151ページ 5尿素回路 本文1行目 誤 アミノ酸のアミノ基は、グルタミン酸に転移されたあと⇒ 正 アミノ酸のアミノ基は、α-ケトグルタル酸に転移されたあと 同じような説明が148ページのグルコース-アラニン回路の項の1行目「アミノ酸のアミノ基は、ピルビン酸に転移され」などにありますので、これをみれば、生成物の名ではなく、転移される前の化合物名であるべきことがわかります。【第5刷】修正済
250ページ 1水溶性リガンドと脂溶性リガンド 本文2行目 誤:ヌクレオチド ⇒ 正:ヌクレオシド ちなみに同じページの表14-1にはヌクレオシドと正しく表記されている。(出版社に連絡 2022/07/14)【第5刷】修正済
250ページ 脂溶性リガンド▶アミノ酸ホルモンやステロイドホルモン、甲状腺ホルモン、ビタミンD3などは脂溶性であり ここで「アミノ酸ホルモン」が、甲状腺ホルモンを指すのであれば、言葉がダブっており削除したほうが誤解を招かないと思います(表14-1の化学構造による分類:アミノ酸 の項目に水溶性のアミノ酸も並んでいるので)。(2023/02/22記)

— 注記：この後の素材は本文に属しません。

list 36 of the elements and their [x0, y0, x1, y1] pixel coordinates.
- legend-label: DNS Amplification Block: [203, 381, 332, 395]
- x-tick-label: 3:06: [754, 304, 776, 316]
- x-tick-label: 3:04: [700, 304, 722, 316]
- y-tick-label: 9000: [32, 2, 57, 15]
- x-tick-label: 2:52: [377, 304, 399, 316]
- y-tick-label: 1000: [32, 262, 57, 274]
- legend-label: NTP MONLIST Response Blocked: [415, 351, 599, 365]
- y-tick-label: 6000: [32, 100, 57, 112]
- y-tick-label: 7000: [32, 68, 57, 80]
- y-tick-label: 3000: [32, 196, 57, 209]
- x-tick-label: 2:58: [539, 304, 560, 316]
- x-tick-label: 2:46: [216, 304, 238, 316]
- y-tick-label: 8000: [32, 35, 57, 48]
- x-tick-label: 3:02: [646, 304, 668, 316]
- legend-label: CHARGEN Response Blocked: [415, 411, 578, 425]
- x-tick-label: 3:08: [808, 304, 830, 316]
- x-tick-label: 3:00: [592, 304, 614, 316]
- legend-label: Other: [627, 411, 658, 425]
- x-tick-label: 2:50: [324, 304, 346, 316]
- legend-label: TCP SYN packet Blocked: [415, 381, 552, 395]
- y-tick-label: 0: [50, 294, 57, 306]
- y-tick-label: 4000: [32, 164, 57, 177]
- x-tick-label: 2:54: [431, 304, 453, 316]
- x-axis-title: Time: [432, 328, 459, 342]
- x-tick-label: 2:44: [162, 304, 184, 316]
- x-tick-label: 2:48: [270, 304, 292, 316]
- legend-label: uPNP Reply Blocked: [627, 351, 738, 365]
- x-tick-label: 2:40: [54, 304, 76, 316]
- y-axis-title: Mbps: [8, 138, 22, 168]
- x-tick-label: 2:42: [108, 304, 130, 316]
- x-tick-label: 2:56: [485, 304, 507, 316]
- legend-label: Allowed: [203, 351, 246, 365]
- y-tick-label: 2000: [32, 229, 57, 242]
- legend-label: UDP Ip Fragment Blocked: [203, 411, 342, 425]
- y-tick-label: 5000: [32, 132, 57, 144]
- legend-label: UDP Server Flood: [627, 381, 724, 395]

254ページ 図14-5 IP3の受容体を描いた図で、IP3受容体とCa2++ チャネルとが別の分子として描かれている。IP3受容体はそれ自身がCa2++チャネルでもあるので、一体として描く必要がある。251ページにイオンチャネル内蔵型受容体の説明および図があるが、IP3の受容体はイオンチャネル内蔵型受容体なので、まさにこう描かなくてはいけない。(出版社に連絡 2022/07/14)【第5刷】修正済 図が修正されていますが、まだ、IP3受容体とCa2+チャネルとが結合して存在しているかのように見えなくもありません。実際には、一本のポリペプチド(一つのタンパク質)であり、IP3受容体の部位と、Ca2+チャンネルの部位が存在します。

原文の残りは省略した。